Gene discovery indicates motor neurone diseases caused by abnormal lipid processing in cells

A new genetic discovery adds weight to a theory that motor neurone diseases are caused by abnormal lipid processing pathways inside brain cells.

Neurological physical examination of motor neurone diseases. Doctor neurologist checks the status of the patient's reflexes in office in hospital.

A new genetic discovery could support the theory that motor neurone degenerative diseases are caused by abnormal lipid processing pathways inside brain cells. This ground-breaking discovery, which was recently published in Brain, could help pave the way to new diagnostic approaches and treatments for this group of conditions.

Motor neurone degenerative diseases (MNDs) are a large family of neurological disorders. Currently, there are no treatments available to prevent onset or progression of the condition. MNDs are caused by changes in one of numerous different genes. Despite the number of genes known to cause MNDs, many patients remain without a much-needed genetic diagnosis.

The researchers from the University of Exeter, UK, have identified a new gene, TMEM63C, which causes a degenerative disease that affects the upper motor neurone cells in the nervous system.  Recently published in Brain, their latest discovery is important as the protein encoded by TMEM63C is in the region of the cell where the lipid processing pathways they identified operate.

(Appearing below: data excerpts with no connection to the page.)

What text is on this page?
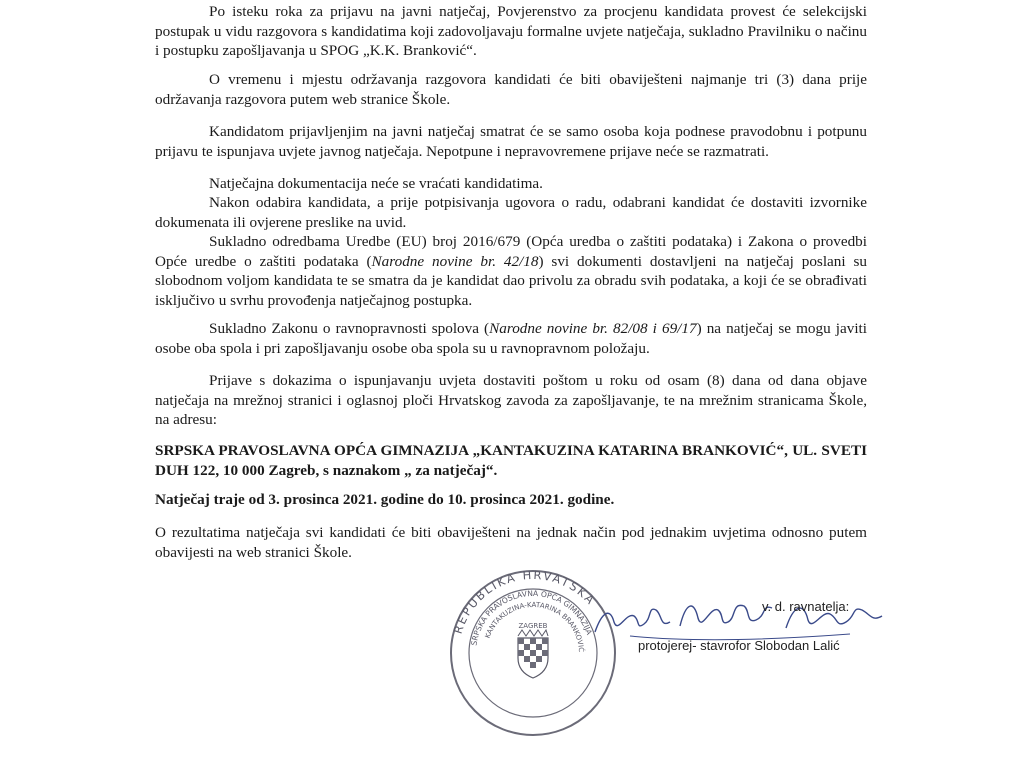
Po isteku roka za prijavu na javni natječaj, Povjerenstvo za procjenu kandidata provest će selekcijski postupak u vidu razgovora s kandidatima koji zadovoljavaju formalne uvjete natječaja, sukladno Pravilniku o načinu i postupku zapošljavanja u SPOG „K.K. Branković“.

O vremenu i mjestu održavanja razgovora kandidati će biti obaviješteni najmanje tri (3) dana prije održavanja razgovora putem web stranice Škole.

Kandidatom prijavljenjim na javni natječaj smatrat će se samo osoba koja podnese pravodobnu i potpunu prijavu te ispunjava uvjete javnog natječaja. Nepotpune i nepravovremene prijave neće se razmatrati.

Natječajna dokumentacija neće se vraćati kandidatima.

Nakon odabira kandidata, a prije potpisivanja ugovora o radu, odabrani kandidat će dostaviti izvornike dokumenata ili ovjerene preslike na uvid.

Sukladno odredbama Uredbe (EU) broj 2016/679 (Opća uredba o zaštiti podataka) i Zakona o provedbi Opće uredbe o zaštiti podataka (Narodne novine br. 42/18) svi dokumenti dostavljeni na natječaj poslani su slobodnom voljom kandidata te se smatra da je kandidat dao privolu za obradu svih podataka, a koji će se obrađivati isključivo u svrhu provođenja natječajnog postupka.

Sukladno Zakonu o ravnopravnosti spolova (Narodne novine br. 82/08 i 69/17) na natječaj se mogu javiti osobe oba spola i pri zapošljavanju osobe oba spola su u ravnopravnom položaju.

Prijave s dokazima o ispunjavanju uvjeta dostaviti poštom u roku od osam (8) dana od dana objave natječaja na mrežnoj stranici i oglasnoj ploči Hrvatskog zavoda za zapošljavanje, te na mrežnim stranicama Škole, na adresu:

SRPSKA PRAVOSLAVNA OPĆA GIMNAZIJA „KANTAKUZINA KATARINA BRANKOVIĆ“, UL. SVETI DUH 122, 10 000 Zagreb, s naznakom „ za natječaj“.

Natječaj traje od 3. prosinca 2021. godine do 10. prosinca 2021. godine.

O rezultatima natječaja svi kandidati će biti obaviješteni na jednak način pod jednakim uvjetima odnosno putem obavijesti na web stranici Škole.

REPUBLIKA HRVATSKA
SRPSKA PRAVOSLAVNA OPĆA GIMNAZIJA
KANTAKUZINA-KATARINA BRANKOVIĆ
ZAGREB
v. d. ravnatelja:
protojerej- stavrofor Slobodan Lalić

This further supports the hypothesis that MNDs are caused by abnormal processing of lipids including cholesterol.

MNDs affect the nerve cells that control voluntary muscle activity such as walking, speaking and swallowing. There are many different forms of MNDs which have different clinical features and severity. As the condition progresses, the motor neurone cells become damaged and may eventually die. This leads to the muscles, which rely on those nerve messages, gradually weakening and wasting away.

If confirmed, the theory could lead to scientists to use patient samples to predict the course and severity of the condition in an individual, and to monitor the effect of potential new drugs developed to treat these disorders.

In the latest research, the team used cutting-edge genetic sequencing techniques to investigate the genome of three families with individuals affected by hereditary spastic paraplegia – a large group of MNDs in which the motor neurons in the upper part of the spinal cord miscommunicate with muscle fibres, leading to symptoms including muscle stiffness, weakness and wasting. These investigations showed that changes in the TMEM63C gene were the cause of the disease. In collaboration with Medical Research Council Mitochondrial Biology Unit at the University of Cambridge, UK the team also undertook studies to learn more about the functional relevance of the TMEM63C protein inside the cell.

Using state-of-the-art microscopy methods, the Cambridge team’s work showed that a subset of TMEM63C is localised at the interface between two critical cellular organelles, the endoplasmic reticulum and the mitochondria, a region of the cell required for lipid metabolism homeostasis and proposed by the University of Exeter team to be important for the development of MNDs. In addition to this specific localisation, the researchers uncovered that TMEM63C controls the morphology of both the endoplasmic reticulum and mitochondria, which may reflect its role in the regulation of the functions of these organelles, including lipid metabolism homeostasis.

“Understanding precisely how lipid processing is altered in motor neurone degenerative diseases is essential to be able to develop more effective diagnostic tools and treatments for a large group of diseases that have a huge impact on people’s lives. Finding this gene is another important step towards these important goals,” concluded Dr Emma Baple.